Но Везенин уже повернулся уходить, ничего больше не спрашивая, не уточняя. Сунул рукопись в ту же сумку с мороженой рыбой, попрощался: «Счастливо, Аркадий. Пока!..» И ушел. Ушел, оставив его в пустой комнате, не подождав, хотя бы из вежливости, чтобы вместе выйти на улицу. Вранцов не успел сказать даже все, что наметил, какие–то ободряющие слова, заранее подготовленные, сказать не успел.
На душе у него сделалось совсем муторно. Словно обидел кровно Везенин, просто плюнул в лицо. «Гордый! Корчит из себя!.. На других лица нет, когда возвращают им рукопись, а этот хоть бы хны!.. — ругался он, собираясь домой, запихивая бумаги в стол, отыскивая по карманам перчатки. — Другие скандалят, имея положительную рецензию, жалуются вплоть до ЦК, ходят, просят, унижаются. А этот хлопнул дверью и ушел… Непризнанный талант! Сраный гений! Подумаешь, гонор!..»
Распихал, как попало, бумаги, надел свою куртку с капюшоном и вышел в коридор.
В полутемном пустом вестибюле лишь над конторкой вахтера горел свет. Краснорожий, мрачный Савельич, сопя, пил чай с прихлебом за своей конторкой. Противными показались его заплывшие глазки, толстый пористый нос. Не попрощавшись, быстро прошел мимо него, досадливо хлопнул дверью, выходя. «Дверью не хлопать, интеллигенция!» — догнал его уже на улице грубый окрик вахтера.
Даже и теперь отчетливо помнилось: на улице в тот вечер была сизая мгла. И весь–то день прошел полутемный, пасмурный, а к вечеру надвинулись откуда–то новые тучи, сгустившие сумерки почти до полуночной тьмы. Но вечернее освещение еще не включили, и потому тьма в городе была странная, не городская какая–то — не расцвеченная, как обычно, огнями на улицах, а сгущенная, сплошная. Даже окна в домах были темны. Рабочий день уже кончился, а домой люди не добрались еще — пол-Москвы в этот момент ехало в транспорте или толпами ожидало его на остановках. Машины по Ломоносовскому проспекту шли с зажженными фарами, как по какой–нибудь тундре в полярную ночь. Водители резко сбавили скорость, и эта сплошная масса машин двигалась во тьме непривычно медленно, будто в каком–то траурном кортеже. Время от времени небо высвечивалось нервными сухими всплесками бледных зарниц, и тогда весь город виден был далеко с горы — везде темный, почти без огней, будто вымерший. То там, то здесь в густом потоке машин водители длинно сигналили, и в наэлектризованном воздухе гудки эти звучали мрачно, зловеще, как трубы траурного оркестра. Гром, несильный, но угрожающий, глухо перекатывался почти непрерывно — словно большой барабан глухо аккомпанировал вою труб.

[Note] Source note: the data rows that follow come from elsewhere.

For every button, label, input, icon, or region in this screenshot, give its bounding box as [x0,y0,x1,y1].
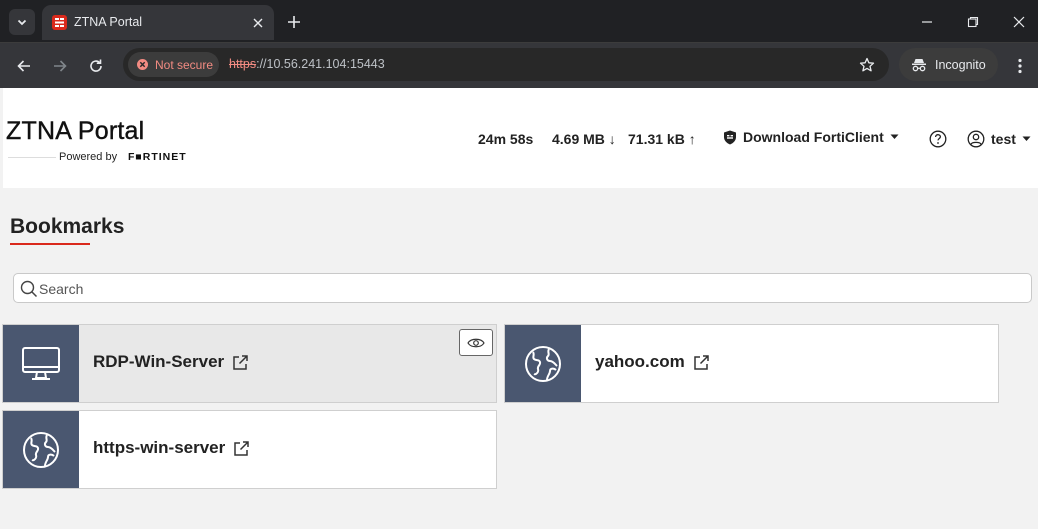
bookmark-thumb [505,325,581,402]
forward-button[interactable] [48,54,72,78]
download-stat: 4.69 MB ↓ [552,131,616,147]
portal-title: ZTNA Portal [6,117,145,145]
fortinet-favicon-icon [52,15,67,30]
bookmark-thumb [3,411,79,488]
globe-icon [525,345,561,382]
external-link-icon [233,354,248,370]
reload-icon [90,59,102,72]
bookmark-label: yahoo.com [595,352,685,371]
portal-header: ZTNA Portal Powered by F■RTINET 24m 58s … [0,88,1038,188]
url-text: https://10.56.241.104:15443 [229,57,385,71]
bookmark-details-button[interactable] [459,329,493,356]
browser-menu-button[interactable] [1010,54,1030,78]
globe-icon [23,431,59,468]
incognito-icon [912,58,926,71]
caret-down-icon [890,134,899,139]
close-window-button[interactable] [1009,12,1029,32]
arrow-right-icon [54,60,67,72]
caret-down-icon [1022,136,1031,141]
tab-close-button[interactable] [249,14,267,32]
warning-icon [137,59,148,70]
bookmark-link[interactable]: RDP-Win-Server [93,352,249,372]
shield-icon [724,130,736,144]
upload-stat: 71.31 kB ↑ [628,131,696,147]
plus-icon [288,16,300,28]
incognito-label: Incognito [935,57,986,72]
more-vertical-icon [1018,58,1022,74]
bookmark-link[interactable]: https-win-server [93,438,250,458]
restore-icon [967,16,979,28]
tab-title: ZTNA Portal [74,15,143,29]
portal-page: ZTNA Portal Powered by F■RTINET 24m 58s … [0,88,1038,529]
restore-button[interactable] [963,12,983,32]
bookmark-card-yahoo[interactable]: yahoo.com [504,324,999,403]
new-tab-button[interactable] [283,11,305,33]
browser-tab-bar: ZTNA Portal [0,0,1038,43]
bookmark-thumb [3,325,79,402]
search-input[interactable] [39,279,1019,299]
bookmark-link[interactable]: yahoo.com [595,352,710,372]
eye-icon [467,338,485,347]
security-label: Not secure [155,57,214,72]
heading-underline [10,243,90,245]
user-icon [967,130,985,148]
bookmark-label: RDP-Win-Server [93,352,225,371]
user-name: test [991,131,1016,147]
arrow-left-icon [17,60,30,72]
bookmarks-heading: Bookmarks [10,215,125,238]
external-link-icon [694,354,709,370]
bookmark-card-rdp-win-server[interactable]: RDP-Win-Server [2,324,497,403]
security-chip[interactable]: Not secure [128,52,219,77]
close-icon [1013,16,1025,28]
tab-search-button[interactable] [9,9,35,35]
external-link-icon [234,440,249,456]
download-forticlient-button[interactable]: Download FortiClient [723,129,899,145]
close-icon [253,18,263,28]
minimize-icon [922,21,932,23]
bookmark-star-button[interactable] [857,55,877,75]
reload-button[interactable] [84,54,108,78]
fortinet-logo: F■RTINET [128,151,187,163]
bookmark-card-https-win-server[interactable]: https-win-server [2,410,497,489]
incognito-chip[interactable]: Incognito [899,48,998,81]
address-bar[interactable]: Not secure https://10.56.241.104:15443 [123,48,889,81]
url-scheme: https [229,57,257,71]
download-forticlient-label: Download FortiClient [743,129,884,145]
bookmark-label: https-win-server [93,438,226,457]
back-button[interactable] [12,54,36,78]
browser-toolbar: Not secure https://10.56.241.104:15443 I… [0,43,1038,88]
chevron-down-icon [17,19,27,26]
brand-divider [8,157,56,158]
bookmark-search [13,273,1032,303]
star-icon [859,57,875,72]
browser-tab[interactable]: ZTNA Portal [42,5,274,40]
powered-by-label: Powered by [59,151,118,163]
search-icon [20,280,38,298]
url-host: ://10.56.241.104:15443 [256,57,385,71]
minimize-button[interactable] [917,12,937,32]
session-timer: 24m 58s [478,131,534,147]
user-menu-button[interactable]: test [967,130,1031,148]
help-icon[interactable] [929,130,947,148]
monitor-icon [22,346,60,380]
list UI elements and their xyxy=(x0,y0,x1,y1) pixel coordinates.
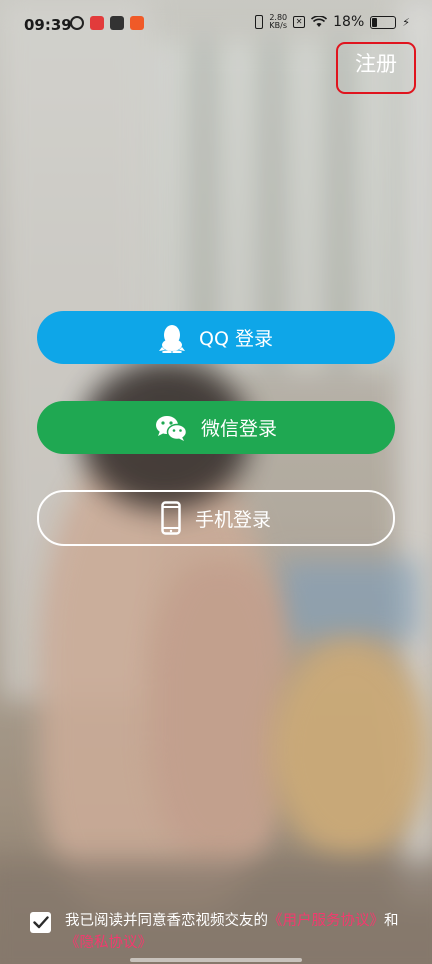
battery-icon xyxy=(370,15,397,29)
app-notification-icon xyxy=(90,16,104,30)
wifi-icon xyxy=(311,16,328,27)
battery-percent: 18% xyxy=(333,14,365,30)
home-indicator[interactable] xyxy=(130,958,302,962)
check-icon xyxy=(32,916,49,929)
status-time: 09:39 xyxy=(24,16,72,34)
agreement-text: 我已阅读并同意香恋视频交友的《用户服务协议》和《隐私协议》 xyxy=(65,913,399,951)
agreement-row: 我已阅读并同意香恋视频交友的《用户服务协议》和《隐私协议》 xyxy=(30,910,410,954)
user-agreement-link[interactable]: 《用户服务协议》 xyxy=(268,913,384,929)
mail-icon xyxy=(110,16,124,30)
qq-penguin-icon xyxy=(159,324,186,353)
app-notification-icon xyxy=(130,16,144,30)
charging-icon: ⚡ xyxy=(402,15,410,29)
register-label: 注册 xyxy=(355,52,397,76)
agreement-checkbox[interactable] xyxy=(30,912,51,933)
status-right: 2.80 KB/s ✕ 18% ⚡ xyxy=(255,14,410,30)
wechat-login-button[interactable]: 微信登录 xyxy=(37,401,395,454)
qq-login-label: QQ 登录 xyxy=(199,328,273,350)
no-sim-icon: ✕ xyxy=(293,16,306,28)
notification-icons xyxy=(70,16,144,30)
sync-icon xyxy=(70,16,84,30)
background-photo xyxy=(0,0,432,964)
phone-icon xyxy=(161,501,181,535)
privacy-policy-link[interactable]: 《隐私协议》 xyxy=(65,935,152,951)
wechat-icon xyxy=(155,415,187,441)
network-speed: 2.80 KB/s xyxy=(269,13,288,30)
vibrate-icon xyxy=(255,15,264,29)
qq-login-button[interactable]: QQ 登录 xyxy=(37,311,395,364)
phone-login-button[interactable]: 手机登录 xyxy=(37,490,395,546)
phone-login-label: 手机登录 xyxy=(194,508,271,531)
register-button[interactable]: 注册 xyxy=(336,42,416,94)
wechat-login-label: 微信登录 xyxy=(200,418,277,440)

Вместо дождя вдруг посыпался густой снег. Но бледные молнии по–прежнему сквозили чрез белую пелену, сквозь нежданную круговерть холодных липких снежинок. В их фосфорических вспышках темные толпы на остановках и тротуарах стояли и брели, словно тени. Усиливаясь, становились слышны завывания ветра, какого–то не городского, а дикого, степного… И всю дорогу, пока с отвратительным настроением и головной болью Вранцов ехал с работы, в автобусе царило молчание, лишь изредка прерываемое старушечьим вздохом или сдавленным тоскливым мужским ругательством. Странное было чувство, будто автобус идет по широкой степи без дороги, и вокруг без дороги, неведомо куда бредут понурые усталые люди. А размытые остовы зданий и пик университета, проступавший сквозь тьму и пургу, казались лишь видением, каким–то степным миражем во мраке.